Una divertente applicazione di questi concetti si trova in un’altra applicazione di Google, l’interactive learner , di Daniel Smilkov e Shan Carter. Impostando la tipologia dei dati in entrata e le caratteristiche di analisi, è possibile osservare come un numero (molto contenuto) di neuroni compie delle operazioni di riconoscimento e catalogazione dei dati stessi, e in base all’analisi fornisce un risultato più o meno omogeneo (che distingue graficamente i casi positivi, in arancione, da quelli negativi, in blu). I campi in cui i puntini colorati vengono distribuiti nel quadrante finale (output) rappresentano la previsione per altri risultati di là da venire, cioè la probabilità che nuovi dati analizzati, simili ai precedenti, siano classificati come casi positivi o negativi. Il campo di previsione può anche essere ulteriormente rastremato, aumentandone la precisione ma anche il rischio di falsi positivi e falsi negativi.

08 banana-fbGiocando con questa applicazione si ha la sensazione di vestire i panni di una scimmia che schiaccia un bottone e apprende come ottenere un premio (una banana per esempio), col vantaggio però di poter osservare come i nodi attraverso i quali passa l’informazione iniziale collaborino tra loro fornendo reazioni coerenti, altrimenti il sistema è destinato all’insuccesso. Si tratta insomma di un sistema di adattamento che spontaneamente propone nuove possibilità. Questo significa allora che un software può fidarsi della propria esperienza? È questo davvero un comportamento intelligente? Sì, è un comportamento intelligente, ma solo a patto che la matrice sia buona.

Tutto dipende dalle istruzioni iniziali.

Se sono sufficientemente duttili, l’automazione può usarle per comportarsi in maniera saggia, evitando di commettere errori. L’intelligenza viene quindi a definirsi come “buona educazione”, ovvero capacità di adattamento. Dalla cartografia elettronica che impara a riconoscere le forme del mondo siamo arrivati al problema di capire cos’è l’intelligenza. O meglio ci siamo tornati, perché esso sta alla base di ogni operazione di machine learning fin qui tentata. Dai primi, ingannevoli automi ottocenteschi che giocavano a scacchi a Deep Blue che nel 1996 riuscì a battere il campione del mondo di scacchi Gerry Kasparov, fino all’aspirapolvere intelligente che impara a muoversi a casa tua mentre non ci sei, quel che conta sembra essere la scorta iniziale di informazione in base alla quale un sistema di riferimento è orientato nelle scelte. In tutti questi casi è la programmazione degli sviluppatori, volta a ottenere un certo risultato anche di fronte a situazioni imprevedibili, a fare la differenza.

Gioco e istinto

Quando però abbiamo a che fare con reti neurali composte da migliaia di centri decisionali interdipendenti che si coordinano per produrre un comportamento coerente, l’impressione generale che ne deriva è quella di trovarsi di fronte a un essere senziente, alla cui base opera una sorta di istinto, come quello che osserviamo in azione e talvolta ammiriamo nel regno animale: con una certa dose di pigrizia imputiamo questo meccanismo all’evoluzione darwiniana e lo connotiamo come qualcosa di automatico, che non lascia alcuna possibilità di scelta. Pure nel senso comune l’intelligenza e l’istinto sono solitamente allontanati su poli opposti tra loro; d’altro canto certe volte risulta difficile parlare di istinto di fronte a certi comportamenti animali, come quello del gioco.

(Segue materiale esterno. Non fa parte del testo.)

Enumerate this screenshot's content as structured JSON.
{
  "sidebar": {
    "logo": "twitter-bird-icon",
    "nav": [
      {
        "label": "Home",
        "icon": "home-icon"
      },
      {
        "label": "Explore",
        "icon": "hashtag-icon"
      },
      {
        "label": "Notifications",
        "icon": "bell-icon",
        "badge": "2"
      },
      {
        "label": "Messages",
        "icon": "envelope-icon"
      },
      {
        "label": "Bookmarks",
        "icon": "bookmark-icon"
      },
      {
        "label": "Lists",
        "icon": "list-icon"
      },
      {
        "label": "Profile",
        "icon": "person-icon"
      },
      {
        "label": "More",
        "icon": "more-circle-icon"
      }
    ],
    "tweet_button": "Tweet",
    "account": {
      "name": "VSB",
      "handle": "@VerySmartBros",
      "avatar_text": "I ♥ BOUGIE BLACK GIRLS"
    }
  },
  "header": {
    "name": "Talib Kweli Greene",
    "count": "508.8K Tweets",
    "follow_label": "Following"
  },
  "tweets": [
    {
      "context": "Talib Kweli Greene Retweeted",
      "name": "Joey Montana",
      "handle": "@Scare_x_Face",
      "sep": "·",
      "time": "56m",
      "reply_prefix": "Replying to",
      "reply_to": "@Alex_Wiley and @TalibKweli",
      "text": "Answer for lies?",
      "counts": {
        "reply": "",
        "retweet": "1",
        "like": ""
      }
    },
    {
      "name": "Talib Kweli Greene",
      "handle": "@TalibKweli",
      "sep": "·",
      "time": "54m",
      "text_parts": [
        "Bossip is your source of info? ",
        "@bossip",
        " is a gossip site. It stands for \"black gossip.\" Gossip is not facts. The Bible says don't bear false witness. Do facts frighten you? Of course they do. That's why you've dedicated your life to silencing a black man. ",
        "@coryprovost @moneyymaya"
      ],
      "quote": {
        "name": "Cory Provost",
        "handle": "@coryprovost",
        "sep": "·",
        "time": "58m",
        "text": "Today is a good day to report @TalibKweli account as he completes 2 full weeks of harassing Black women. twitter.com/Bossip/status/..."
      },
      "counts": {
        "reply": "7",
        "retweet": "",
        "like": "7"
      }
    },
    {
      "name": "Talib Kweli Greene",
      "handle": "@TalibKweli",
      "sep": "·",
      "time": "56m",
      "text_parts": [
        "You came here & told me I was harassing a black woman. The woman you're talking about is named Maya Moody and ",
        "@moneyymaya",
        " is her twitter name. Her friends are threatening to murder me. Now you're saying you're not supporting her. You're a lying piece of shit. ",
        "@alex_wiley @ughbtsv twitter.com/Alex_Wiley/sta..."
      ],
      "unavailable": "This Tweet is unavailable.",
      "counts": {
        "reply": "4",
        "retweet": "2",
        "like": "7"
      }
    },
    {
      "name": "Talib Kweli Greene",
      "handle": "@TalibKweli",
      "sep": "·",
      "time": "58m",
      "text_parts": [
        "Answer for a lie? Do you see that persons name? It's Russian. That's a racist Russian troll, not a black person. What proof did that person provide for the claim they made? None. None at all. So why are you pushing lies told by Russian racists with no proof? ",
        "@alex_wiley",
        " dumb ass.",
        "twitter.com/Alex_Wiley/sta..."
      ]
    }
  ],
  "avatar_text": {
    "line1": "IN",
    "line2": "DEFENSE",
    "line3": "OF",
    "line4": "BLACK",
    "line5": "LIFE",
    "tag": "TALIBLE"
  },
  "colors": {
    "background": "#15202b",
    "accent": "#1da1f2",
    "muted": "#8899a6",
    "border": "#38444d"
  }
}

L’homunculus cartesiano e la finalità delle azioni.

Ora che abbiamo chiarito come funziona il modello della rete neurale, facciamo una breve visita al vecchio concetto ormai superato di intelligenza, che risale nientemeno che al dualismo cartesiano: esso consiste nel valutare l’intelligenza di un comportamento mediante l’intenzionalità. Se diamo per buona l’antica spiegazione che ciò che percepiamo (e in base al quale re-agiamo) viene convogliato in un organo centrale e da esso elaborato, finiamo per cadere in un ragionamento circolare che scambia le premesse con le conseguenze (https://it.wikipedia.org/wiki/Diallele) e miscela in forma di esperienza unitaria quel che in realtà sarebbe una rete di funzioni; è proprio quest’ultimo il modello teorico di riferimento per il machine learning che da Dennet in poi ha ricevuto una spinta enorme allo sviluppo.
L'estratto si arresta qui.